Wednesday, June 9, 2010

Tibetan Terrier Grows Red Bump in One Day

I hope you're not like PaPa. That's Grammy Jill's husband. If you are don't read this article. You see PaPa is always scouring the internet for health information, life-extending supplements and the like. As a result, he has incorrectly self-diagnosed hundreds of life threatening ailments. I mean who needs a personal physician anymore. Right?

So, IF YOU"RE AT ALL LIKE PAPA DON"T READ ANY FURTHER. I found the following article on VirtuaVet and it scared the bejesus out of me.

A two-year-old Tibetan Terrier beauty rescued from the pound when she was one, Lucy was the pride of her pappa’s life.

“Doctor,” whispered her concerned human,”Lucy has this mass, this growth, this…thing on her nose. There was nothing, and them suddenly, there it was. I hope it’s nothing bad.”

This is a difficult moment in any pet parent’s life. You’ve noticed a mass. You ponder how it came to be. You hope you can think of a “good” reason for the lump.

“The cat scratched Lucy two weeks ago when they were playing. Maybe it’s an infection?” said the dad.

“Don’t tell me it’s anything bad.”

You know some things are bad. Cancer, for one. You can’t imagine what could grow on your dog and be okay.

“Maybe it’s allergy. She went to a new dog park. Maybe she caught something. Maybe she needs antibiotics,” said Lucy’s dad hopefully.

Every veterinarian already knows what this bump probably is based on a description over the telephone. A raised pink to red round topped lump, no fur, growing on the nose of a young dog.

-mast cell tumor
-papilloma virus lump
-if the description is off, infection, hive, bug bite
-or, my favorite- histiocytoma (pronounced: his tee oh sigh toe ma)

A quick aspirate cytology, a procedure involving a needle stuck into the lump, and the cell sample placed on a glass slide, dried, stained, and analyzed under the microscope, diagnoses the lump.

“Great news! Lucy grew a histiocytoma,” said Doc Truli.

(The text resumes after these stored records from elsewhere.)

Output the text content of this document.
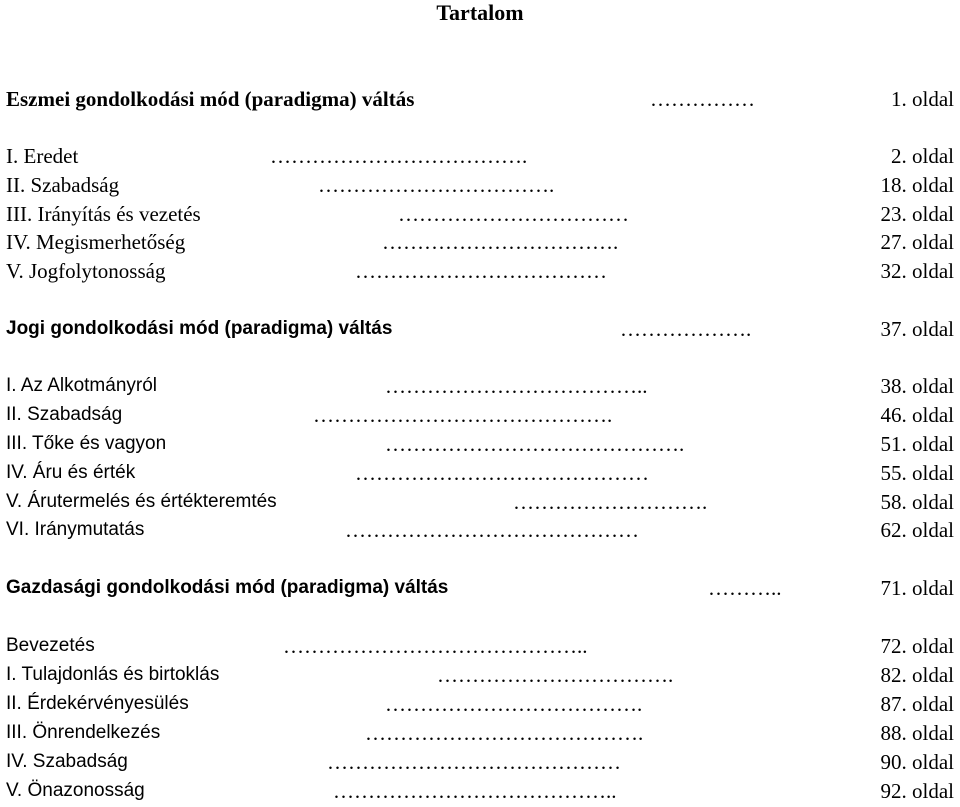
Tartalom
Eszmei gondolkodási mód (paradigma) váltás	……………	1. oldal
I. Eredet	……………………………….	2. oldal
II. Szabadság	…………………………….	18. oldal
III. Irányítás és vezetés	……………………………	23. oldal
IV. Megismerhetőség	…………………………….	27. oldal
V. Jogfolytonosság	………………………………	32. oldal
Jogi gondolkodási mód (paradigma) váltás	……………….	37. oldal
I. Az Alkotmányról	………………………………..	38. oldal
II. Szabadság	…………………………………….	46. oldal
III. Tőke és vagyon	…………………………………….	51. oldal
IV. Áru és érték	……………………………………	55. oldal
V. Árutermelés és értékteremtés	……………………….	58. oldal
VI. Iránymutatás	……………………………………	62. oldal
Gazdasági gondolkodási mód (paradigma) váltás	………..	71. oldal
Bevezetés	……………………………………..	72. oldal
I. Tulajdonlás és birtoklás	…………………………….	82. oldal
II. Érdekérvényesülés	……………………………….	87. oldal
III. Önrendelkezés	………………………………….	88. oldal
IV. Szabadság	……………………………………	90. oldal
V. Önazonosság	…………………………………..	92. oldal
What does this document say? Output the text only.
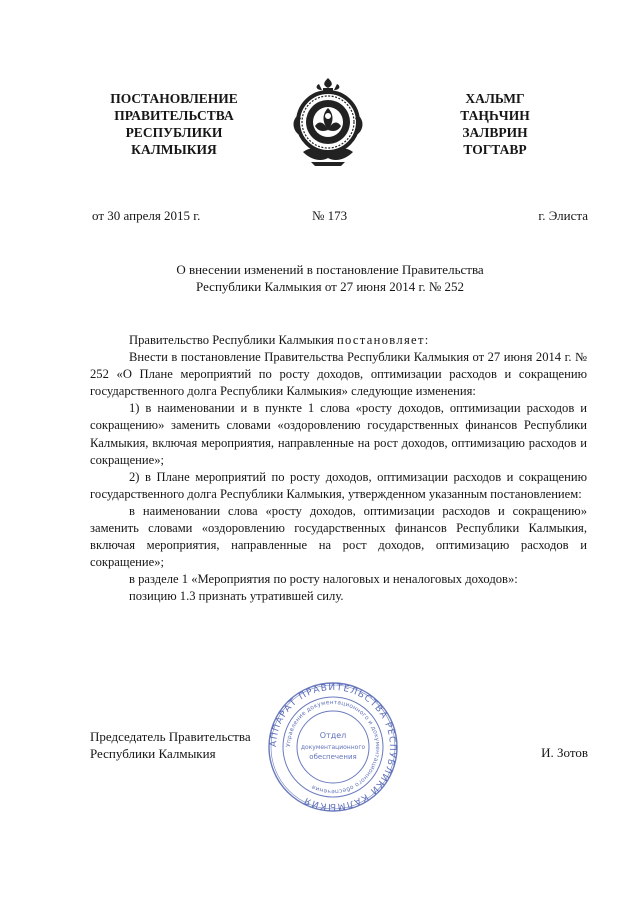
ПОСТАНОВЛЕНИЕ
ПРАВИТЕЛЬСТВА
РЕСПУБЛИКИ
КАЛМЫКИЯ
ХАЛЬМГ
ТАҢҺЧИН
ЗАЛВРИН
ТОГТАВР
от 30 апреля 2015 г.	№ 173	г. Элиста
О внесении изменений в постановление Правительства
Республики Калмыкия от 27 июня 2014 г. № 252

Правительство Республики Калмыкия постановляет:

Внести в постановление Правительства Республики Калмыкия от 27 июня 2014 г. № 252 «О Плане мероприятий по росту доходов, оптимизации расходов и сокращению государственного долга Республики Калмыкия» следующие изменения:

1) в наименовании и в пункте 1 слова «росту доходов, оптимизации расходов и сокращению» заменить словами «оздоровлению государственных финансов Республики Калмыкия, включая мероприятия, направленные на рост доходов, оптимизацию расходов и сокращение»;

2) в Плане мероприятий по росту доходов, оптимизации расходов и сокращению государственного долга Республики Калмыкия, утвержденном указанным постановлением:

в наименовании слова «росту доходов, оптимизации расходов и сокращению» заменить словами «оздоровлению государственных финансов Республики Калмыкия, включая мероприятия, направленные на рост доходов, оптимизацию расходов и сокращение»;

в разделе 1 «Мероприятия по росту налоговых и неналоговых доходов»:

позицию 1.3 признать утратившей силу.

Председатель Правительства
Республики Калмыкия	И. Зотов
АППАРАТ ПРАВИТЕЛЬСТВА РЕСПУБЛИКИ КАЛМЫКИЯ
Управление документационного и документационного обеспечения
Отдел
документационного
обеспечения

“That sounds bad, Doctor. Will she be okay?”

Histicytomas grow suddenly when immune cells called histiocytes accumulate in a clump. No one knows why. But we do know that the histiocytoma will go away on its own in about two weeks.

“That lump will crack off and leave a bald spot in about two weeks. Then it will heal over completely,” said Doc Truli.

“Are you sure Lucy doesn’t need surgery?”

“This is one situation where a little inexpensive test at the vet’s saves you lots of worry,” said Doc Truli.